SAN FRANCISCO — Pacific Gas and Electric (PG&E) is not pleased with the California First Appellate District Court of Appeal's decision to not give the company immunity in a case involving an injury to a child and has asked the California Supreme Court to take up the case.
Pacific Gas & Electric's appeal to the California Supreme Court comes after the appeals court decided not to give the company immunity in the case of Zachary Rowe vs. Pacific Gas and Electric.
The case stems from Zachary Rowe getting hurt after a 75-foot-tall tree fell on his tent in the early morning when he was asleep during his family's camping visit to San Mateo County Memorial Park. Pacific Gas & Electric had argued it had immunity under Section 846 of the California Civil Code.
"To be clear, PG&E is not the owner of the park where the campground was situated nor did it receive any money from the camping fee," Keith Stephens, spokesman for Pacific Gas and Electric, told the Northern California Record.

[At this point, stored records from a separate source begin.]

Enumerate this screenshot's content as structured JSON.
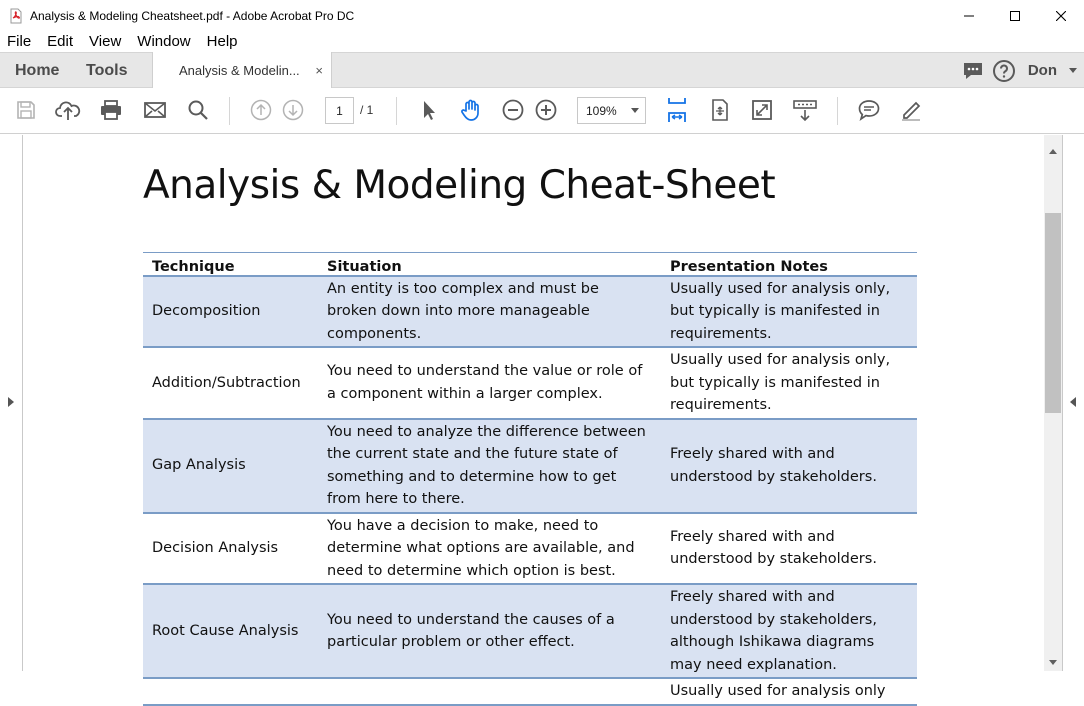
{
  "window": {
    "title": "Analysis & Modeling Cheatsheet.pdf - Adobe Acrobat Pro DC"
  },
  "menu": [
    "File",
    "Edit",
    "View",
    "Window",
    "Help"
  ],
  "tabs": {
    "home": "Home",
    "tools": "Tools",
    "document": "Analysis & Modelin...",
    "close": "×",
    "user": "Don"
  },
  "toolbar": {
    "page_current": "1",
    "page_total": "/ 1",
    "zoom": "109%",
    "icons": [
      "save-icon",
      "upload-cloud-icon",
      "print-icon",
      "email-icon",
      "search-icon",
      "page-up-icon",
      "page-down-icon",
      "select-pointer-icon",
      "hand-tool-icon",
      "zoom-out-icon",
      "zoom-in-icon",
      "fit-width-icon",
      "rotate-icon",
      "full-screen-icon",
      "read-mode-icon",
      "comment-icon",
      "sign-icon"
    ],
    "accent": "#1473e6"
  },
  "document": {
    "title": "Analysis & Modeling Cheat-Sheet",
    "table": {
      "headers": [
        "Technique",
        "Situation",
        "Presentation Notes"
      ],
      "rows": [
        {
          "technique": "Decomposition",
          "situation": "An entity is too complex and must be broken down into more manageable components.",
          "notes": "Usually used for analysis only, but typically is manifested in requirements."
        },
        {
          "technique": "Addition/Subtraction",
          "situation": "You need to understand the value or role of a component within a larger complex.",
          "notes": "Usually used for analysis only, but typically is manifested in requirements."
        },
        {
          "technique": "Gap Analysis",
          "situation": "You need to analyze the difference between the current state and the future state of something and to determine how to get from here to there.",
          "notes": "Freely shared with and understood by stakeholders."
        },
        {
          "technique": "Decision Analysis",
          "situation": "You have a decision to make, need to determine what options are available, and need to determine which option is best.",
          "notes": "Freely shared with and understood by stakeholders."
        },
        {
          "technique": "Root Cause Analysis",
          "situation": "You need to understand the causes of a particular problem or other effect.",
          "notes": "Freely shared with and understood by stakeholders, although Ishikawa diagrams may need explanation."
        },
        {
          "technique": "",
          "situation": "",
          "notes": "Usually used for analysis only"
        }
      ]
    }
  }
}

Stephens said Pacific Gas and Electric feels bad that Rowe suffered injuries during the accident.
"Our thoughts and prayers continue to be with Zachary Rowe and his family," Stephens said.
Stephens added that Pacific Gas and Electric cares about its customers.
"The safety of the customers and the communities we serve is always our top priority," he said.
Pacific Gas and Electric, however, believes the appeals court erred and should have given the company immunity under Section 846. Gregory Read, who served as Pacific Gas and Electric's attorney, told the Northern California Record that Pacific Gas and Electric filed an appeal to the California Supreme Court on May 15.
"We await the decision of the California Supreme Court regarding PG&E's petition for review," Stephens said.